Why this matters for markets today

  • Oil was the transmission mechanism: The conflict’s macro impact runs primarily through energy and trade flows. Disruptions have affected not just crude oil, but also liquified natural gas (LNG), fertilizer, helium and shipping costs. If oil prices continue to fall and logistics normalize, markets can begin to unwind stagflation risks.
  • The inflationary backdrop marginally improves: A sustained retreat in oil prices would ease near-term inflation pressure at the margin. That does not suddenly change the outlook for Federal Reserve policy, but it reduces one of the clearest upside risks to US inflation.
  • Breadth should improve if this ceasefire holds: A durable de-escalation would likely rotate leadership away from defensive and commodity-linked names toward cyclicals and quality growth.
  • The damage is already done. Energy infrastructure across the Gulf has been hit, and restoring full production capacity will take time. Supply normalization won’t be immediate, which means that oil, natural gas and fertilizer prices probably won’t fall quickly back to pre-war levels.

What could go wrong?

  • Hormuz is the key signal. The critical variable is not the ceasefire headline, but whether shipping flows, insurance costs and actual energy transit normalize. Confidence in safe passage remains uncertain.
  • Oil prices remain elevated. Even after today’s decline, Brent crude remains well above its roughly US$73 pre-conflict level, indicating that some geopolitical risk premium persists.
  • A China angle: Easing energy risk should stabilize China’s growth outlook and global trade flows ahead of the US-China summit later in May, lowering macro tail risk and potentially supporting a more constructive tone in negotiations.
  • Things can reverse quickly. Any ceasefire breach, renewed infrastructure threats, or failure to meaningfully reopen Hormuz could rapidly reignite oil prices and macro volatility.

Investment implications

  • Near term, we view the latest news as a risk-on shift. Markets should respond positively to the easing of immediate tail risks.
  • Our calls for maintaining broad equity exposure remain. If de-escalation holds, the biggest beneficiaries would be the sectors most pressured by the spike in oil prices.
  • Don’t declare victory yet. The right framing is relief rally first, potentially re-rating later.
  • Focus on real-time indicators. In our view, crude oil prices, tanker traffic and shipping conditions will reveal more than political headlines.
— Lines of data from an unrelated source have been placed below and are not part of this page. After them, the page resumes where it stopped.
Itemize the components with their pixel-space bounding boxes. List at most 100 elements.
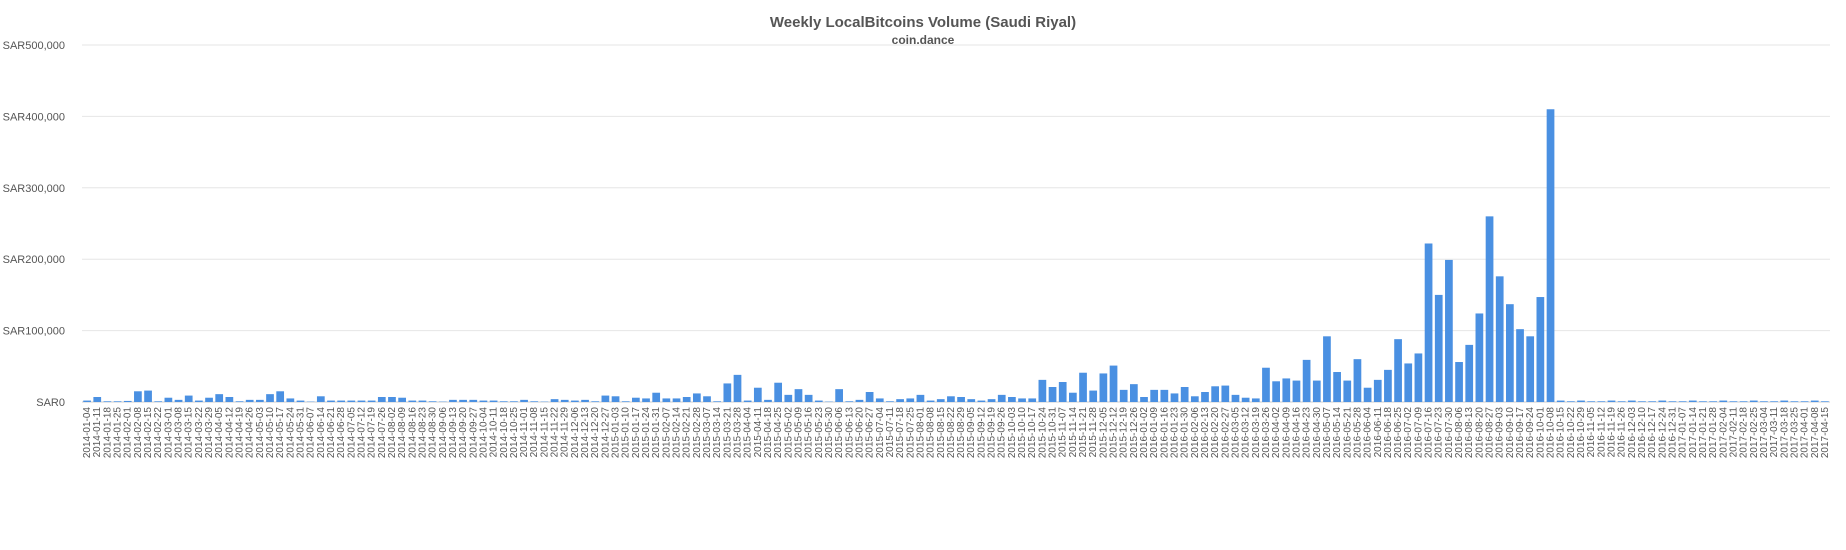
bar[interactable] xyxy=(134,391,142,402)
bar[interactable] xyxy=(469,399,478,402)
bar[interactable] xyxy=(428,401,437,402)
bar[interactable] xyxy=(164,397,173,402)
bar[interactable] xyxy=(1445,259,1453,402)
bar[interactable] xyxy=(205,397,213,402)
bar[interactable] xyxy=(174,399,183,402)
bar[interactable] xyxy=(408,400,417,402)
bar[interactable] xyxy=(1129,384,1138,402)
bar[interactable] xyxy=(1760,401,1768,402)
bar[interactable] xyxy=(560,399,569,402)
bar[interactable] xyxy=(906,398,915,402)
bar[interactable] xyxy=(794,389,803,402)
bar[interactable] xyxy=(1516,329,1524,402)
bar[interactable] xyxy=(1302,359,1311,402)
bar[interactable] xyxy=(591,401,600,402)
bar[interactable] xyxy=(865,392,874,402)
bar[interactable] xyxy=(499,401,508,402)
bar[interactable] xyxy=(1099,373,1108,402)
bar[interactable] xyxy=(530,401,539,402)
bar[interactable] xyxy=(1221,385,1230,402)
bar[interactable] xyxy=(1546,109,1555,402)
bar[interactable] xyxy=(144,390,152,402)
bar[interactable] xyxy=(418,400,427,402)
bar[interactable] xyxy=(926,400,935,402)
bar[interactable] xyxy=(886,401,894,402)
bar[interactable] xyxy=(1617,401,1626,402)
bar[interactable] xyxy=(611,396,620,402)
bar[interactable] xyxy=(1465,344,1474,402)
bar[interactable] xyxy=(1648,401,1657,402)
bar[interactable] xyxy=(1495,276,1504,402)
bar[interactable] xyxy=(1018,398,1026,402)
bar[interactable] xyxy=(1709,401,1717,402)
bar[interactable] xyxy=(316,396,325,402)
bar[interactable] xyxy=(123,400,132,402)
bar[interactable] xyxy=(1323,336,1331,402)
bar[interactable] xyxy=(753,387,762,402)
bar[interactable] xyxy=(682,397,691,402)
bar[interactable] xyxy=(804,394,813,402)
bar[interactable] xyxy=(1455,362,1463,402)
bar[interactable] xyxy=(1719,400,1728,402)
bar[interactable] xyxy=(1048,387,1057,402)
bar[interactable] xyxy=(723,383,732,402)
bar[interactable] xyxy=(1353,359,1362,402)
bar[interactable] xyxy=(845,401,854,402)
bar[interactable] xyxy=(1749,400,1758,402)
bar[interactable] xyxy=(1201,392,1209,402)
bar[interactable] xyxy=(1333,372,1341,402)
bar[interactable] xyxy=(1790,401,1799,402)
bar[interactable] xyxy=(642,398,650,402)
bar[interactable] xyxy=(225,397,234,402)
bar[interactable] xyxy=(1434,294,1443,402)
bar[interactable] xyxy=(510,401,518,402)
bar[interactable] xyxy=(1089,390,1098,402)
bar[interactable] xyxy=(1699,401,1707,402)
bar[interactable] xyxy=(1506,304,1514,402)
bar[interactable] xyxy=(967,399,976,402)
bar[interactable] xyxy=(1038,379,1047,402)
bar[interactable] xyxy=(1424,243,1433,402)
bar[interactable] xyxy=(1587,401,1596,402)
bar[interactable] xyxy=(1292,380,1301,402)
bar[interactable] xyxy=(896,399,904,402)
bar[interactable] xyxy=(814,400,823,402)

The bottom line: Today’s ceasefire is clearly market-positive because it directly reduces the risk of an oil-driven inflation and growth shock. But given its temporary and conditional nature, it should be treated as a relief rally—not a definitive all-clear.”

John Wyn Evans, Head of Market Analysis at Rathbones, one of the UK’s leading wealth and asset management groups, said:

“The ceasefire has delivered sharp relief to markets, but the next fortnight is as much about fragility as it is about resolution. Investors will be watching three things closely. First, whether negotiations translate into any concrete progress rather than simply buying time; the fact talks are starting so quickly is positive, but expectations should remain low. Second, developments around the Strait of Hormuz: safe passage is critical, and any disruption would very quickly feed back into energy prices and inflation expectations. Third, the broader regional picture. Israel’s comments on Lebanon are a reminder that this is a pause in one conflict, not a return to stability.

“The market reaction makes sense – oil, gas and risk assets are unwinding worst‑case scenarios – but conditions remain far from normal. This is a tradeable calm rather than a durable peace, and it wouldn’t take much over the next two weeks to reverse today’s optimism.

“There is little certainty and any dust that settles could be quickly disturbed. It feels likely that we will be left with higher energy prices than before the conflict began, and central banks will be slower to cut interest rates – though they now have less cause to raise them.”